ELD provides a stepping stone to success

By Chloe Wong

Moving to another country in the prime of your teenage years comes with obstacles not everyone can handle on their own. ELD is a class that allows students to learn English and quickly adapt to the cultures and norms of the US. In junior Jiwoo Kim’s high school life, she said she credited the fluidity of this transition phase majorly to ELD. 

“You can meet other students struggling in English, and it’s easier than the regular English class,” Kim said. “So with this, you can effectively adapt into American school.” 

Making friends is one of the many perks of ELD, Kim said. The close bonds are irreplaceable, and the junior said her adjustment was largely due to the people she met.

HOLIDAY CLASS BONDING: ELD spends quality time together to celebrate Thanksgiving. (Photo courtesy of @homesteadeld on instagram)

“ELD is a program that you repeat over the years with the same people,” Kim said. “Because of that, you get really close with the people in your class, which is extremely helpful in feeling comfortable in high school.” 

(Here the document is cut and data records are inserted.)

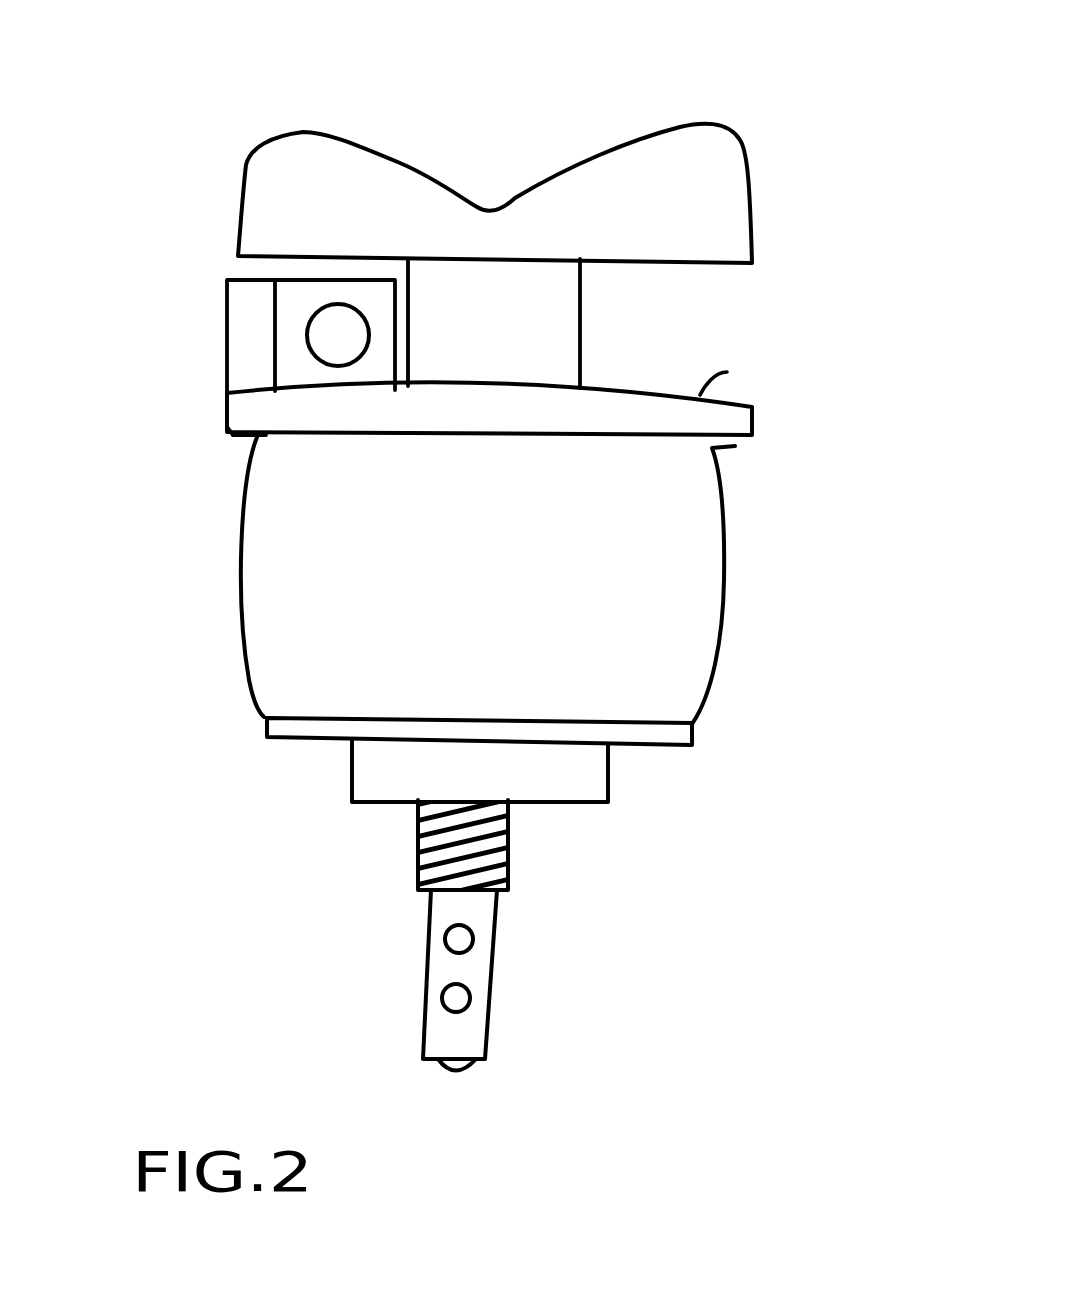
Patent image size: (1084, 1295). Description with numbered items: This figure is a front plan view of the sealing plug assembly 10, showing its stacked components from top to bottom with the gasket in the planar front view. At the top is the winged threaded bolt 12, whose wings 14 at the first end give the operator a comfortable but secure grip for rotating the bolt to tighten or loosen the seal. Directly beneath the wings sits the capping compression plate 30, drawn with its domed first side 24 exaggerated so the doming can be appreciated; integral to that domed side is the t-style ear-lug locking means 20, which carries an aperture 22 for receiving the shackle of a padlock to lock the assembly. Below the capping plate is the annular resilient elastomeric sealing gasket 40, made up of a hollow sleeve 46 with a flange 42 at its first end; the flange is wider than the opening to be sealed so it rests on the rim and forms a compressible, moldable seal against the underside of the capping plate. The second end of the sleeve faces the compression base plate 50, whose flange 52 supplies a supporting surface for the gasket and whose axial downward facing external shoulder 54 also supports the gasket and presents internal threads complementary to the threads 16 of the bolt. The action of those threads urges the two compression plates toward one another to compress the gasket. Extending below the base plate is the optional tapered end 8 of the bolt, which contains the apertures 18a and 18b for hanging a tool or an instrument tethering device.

The sealing plug assembly 10 is at (895, 45).
The wings 14 is at (752, 200).
The winged threaded bolt 12 is at (580, 327).
The locking means 20 is at (226, 316).
The aperture 22 is at (308, 355).
The domed first side 24 is at (727, 372).
The capping compression plate 30 is at (752, 417).
The annular resilient elastomeric sealing gasket 40 is at (727, 531).
The flange 42 is at (242, 438).
The hollow sleeve 46 is at (245, 660).
The flange 52 is at (692, 733).
The compression base plate 50 is at (608, 787).
The axial downward facing external shoulder 54 is at (352, 783).
The threads 16 is at (508, 858).
The pin 8 is at (430, 915).
The aperture 18a is at (474, 945).
The aperture 18b is at (471, 1002).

Kim also said ELD helped her learn basic facts about the US she wouldn’t know otherwise. What appeared to be another normal language class became something that provided fundamentals for life in America, Kim said. 

“In ELD one to three, you can include another subject under ELD such as geometry or algebra one,” Kim said. “US history is also included in this because if you’re from another country, you don’t have basic knowledge of US history.”

Similar to Kim, junior Aika Sagara said she is also extremely grateful for the kind people and welcoming environment ELD provides.

“When I talk to my classmates in ELD, I find that I am not nervous, but when I talk to other students not in ELD, I feel nervous,” Sagara said. “What I learn is different from what most students learn so ELD allows me to feel included.”

Understanding subject material can be a challenge for all students, but not understanding the language it is taught in raises the difficulty to a new level, Sagara said. Sagara said because of the ELD teaching style, she does not have to worry about asking small questions to her teacher, which she appreciates. 

“ELD class covers some core subjects as well, so I don’t have to worry about each class subject and I can approach the teacher easily,” Sagara said. “Because the teaching style is different in ELD classes than in other classes, I can learn easier.”

Junior Riko Hirata also experienced hardships when moving from Japan to America. Like any transition into a new environment, she had to work hard to overcome the learning curve. ELD was a foundation she could lean upon during her English learning journey, Hirata said. 

“Imagine you’re a student coming from another country and mixing with other students who can speak English well,” Hirata said. “These people would have terrible grades compared to the other students, and I think that is unfair because it isn’t their fault. ELD separates students who don’t speak English well so they can have a chance to succeed, which is why I think ELD is effective.”

Because of ELD, she said she felt the gap being bridged between her and students who were born in the US. ELD gives foreign students the stepping stones required to elevate their literacy up to the level of students born in the US, and Hirata said ELD was something she could depend on. ELD is more than just a language class, Hirata said: it’s a family and a home.

“ELD made my reading and writing skills better and that made my high school life better because my skills were originally much lower than those who can already speak English,” Hirata said. “ELD can expand amongst many cultures, so it’s more than just a class that teaches English.”